How dare the French assault poor little Jersey, whose only industries are fish, potatoes and international tax fiddling?
So send the gunboats, however many we need, because people are ANGRY about whelks. We can only hope they stay just as committed when this is resolved, and spend every day calling phone-ins to yell: “I WANT TO TALK ABOUT SCALLOPS! THEY NEED TO BE ROUNDER, AND MORE SQUISHY.”
When you see those adverts in which a young man from Blyth is “Made by the Marines”, this is the sort of thing they’re talking about. Once they’re signed up, their life can begin as they do something exceptional, vital and historic, and sit outside Jersey in case a trawler from Normandy catches a herring.
This is all because of an argument about who can catch which fish, following Brexit. That makes sense, as we were promised Brexit was going to be the easiest trade deal in the world. And that’s worked out perfectly. Because sending gunboats to Jersey is always a sign of a deal having gone through easily. When the plumber fixes your radiators, you don’t want one of those complicated deals where he does the job and you pay him. It’s much easier if you have to send a gunboat to his house because the French have threatened to dynamite his garden shed.
The French government has threatened to turn off Jersey’s electricity, as if all Jersey’s power comes from an extension cable that reaches to Cherbourg. So The Telegraph reported that “a government source said, ‘even the German occupation left the lights on’.”
Congratulations. It was only ever going to be 30 seconds into this conflict until the war was mentioned, and this government source nipped in first. Because that’s the rule in Britain – any problem with anything European has to refer to the war. If the World Vegetable Society announced French beetroots are the juiciest in the world, 120 backbench MPs would be on daytime television saying: “This is an insult to all those who fought on D-Day. We stood alone in 1940 and that’s why we’re firing one French beetroot an hour out of a canon off the cliffs of Dover.”
By the weekend, dozens of people aged 70 will have been interviewed on the news, saying: “My generation was bravely born five years after the war ended, and despite this courage, we still have to sit by while French people are allowed to fish. Is it any wonder we don’t like Pakistanis?”
Another “government source” said: “I’m disappointed the EU has resorted to threats, rather than use the treaty to discuss the matter.” Yes, that is disappointing. Why would anyone, in a discussion between Britain and the EU, want to issue threats rather than discuss things nicely?
The French should learn to discuss matters with us calmly, the way we always did, and publish headlines in newspapers such as: “MY GRANDDAD FOUGHT AT AGINCOURT AGAINST THESE ARSEHOLES SO LET’S MAKE THEM SIT IN THE DARK.”
Jacob Rees-Mogg even declared that fish were happier for being British, which I’m sure they are, but hopefully it’s even better than that and soon he’ll announce they all went to Eton, not some scuzzy public school like Westminster. And he’ll report that a regiment of mackerel issued a statement that, “By God, we shall do our duty to the Queen and drift without fear or lassitude into British nets, carpe diem.”
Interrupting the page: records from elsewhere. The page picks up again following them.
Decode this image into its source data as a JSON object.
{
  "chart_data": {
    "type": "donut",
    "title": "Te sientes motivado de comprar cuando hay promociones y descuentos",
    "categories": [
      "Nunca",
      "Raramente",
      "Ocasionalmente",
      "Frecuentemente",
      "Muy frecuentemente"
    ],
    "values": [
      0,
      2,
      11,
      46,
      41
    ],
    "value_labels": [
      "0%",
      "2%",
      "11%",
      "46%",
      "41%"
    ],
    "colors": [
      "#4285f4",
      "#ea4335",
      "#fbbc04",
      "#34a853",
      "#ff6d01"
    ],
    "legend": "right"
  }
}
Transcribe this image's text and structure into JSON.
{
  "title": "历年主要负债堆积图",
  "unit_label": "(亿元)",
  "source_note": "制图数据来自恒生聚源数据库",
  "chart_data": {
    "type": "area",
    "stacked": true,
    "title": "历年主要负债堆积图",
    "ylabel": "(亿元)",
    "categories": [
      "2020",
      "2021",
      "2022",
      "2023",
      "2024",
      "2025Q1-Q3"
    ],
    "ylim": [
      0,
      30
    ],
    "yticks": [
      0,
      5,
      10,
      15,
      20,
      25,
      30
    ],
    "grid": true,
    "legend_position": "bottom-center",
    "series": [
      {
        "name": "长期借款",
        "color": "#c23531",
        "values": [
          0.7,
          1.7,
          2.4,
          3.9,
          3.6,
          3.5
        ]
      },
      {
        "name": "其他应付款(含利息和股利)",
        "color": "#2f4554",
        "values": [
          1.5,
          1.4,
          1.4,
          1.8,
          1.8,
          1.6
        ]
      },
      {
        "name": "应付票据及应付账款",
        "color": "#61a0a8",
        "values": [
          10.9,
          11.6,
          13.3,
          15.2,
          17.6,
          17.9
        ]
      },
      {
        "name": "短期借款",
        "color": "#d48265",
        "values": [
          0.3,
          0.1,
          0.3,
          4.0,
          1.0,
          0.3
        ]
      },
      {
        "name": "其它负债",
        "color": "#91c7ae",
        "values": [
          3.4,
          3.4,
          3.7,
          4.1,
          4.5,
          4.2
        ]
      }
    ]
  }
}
The argument appears to be that French fishing boats haven’t been given the licences they were promised to fish around Jersey. And those that have been given a licence have also been given huge documents packed with restrictions. But since Brexit, each lorry load of British fish must also go through seven stages of extra bureaucracy, before heading to Europe. And each lorry must be accompanied with seven extra pages of forms.
So all those years, when the anti-EU campaigners were moaning about the red tape our businesses had to deal with, what they must have meant is there wasn’t enough of it. They must have been thinking: “Why are fishermen allowed to catch fish without filling in thousands of extra forms? We demand a separate form for every single cockle.”
Since Brexit, lorries of British fish have had to go rotten while waiting for the extra forms to be completed, because the British government protects our British forms, that have kept this country going for thousands of years.
What we could have done, to protect our fishing industry, is use the amount wasted on a useless test and trace system and spread it among the fishermen. It was around £30bn that got lost, so for that money they could have nets made of silk, hand-woven by mountain people of the Andes, and placed in ice in which each cube has been personally blessed by the Dalai Lama. They could have each mackerel moulded into the shape of a historical figure, such as Abraham Lincoln or Jennifer Lopez, by a specialist fish sculptor.
But that’s not as much fun as sending gunboats, especially as Emanuel Macron and the French government are capable of being knobs as well, so this could escalate gloriously. One war between Britain and France lasted 100 years and no one can remember how that started, so this one could last longer than that if we play it right.
This is where we are in the world now. When superpowers went to the brink of annihilation in 1962, it was around the matter of whether a Soviet ally should place nuclear weapons in Cuba, a few miles from Florida. When Britain and France go to war, it’s because of a row about who gets the scallops.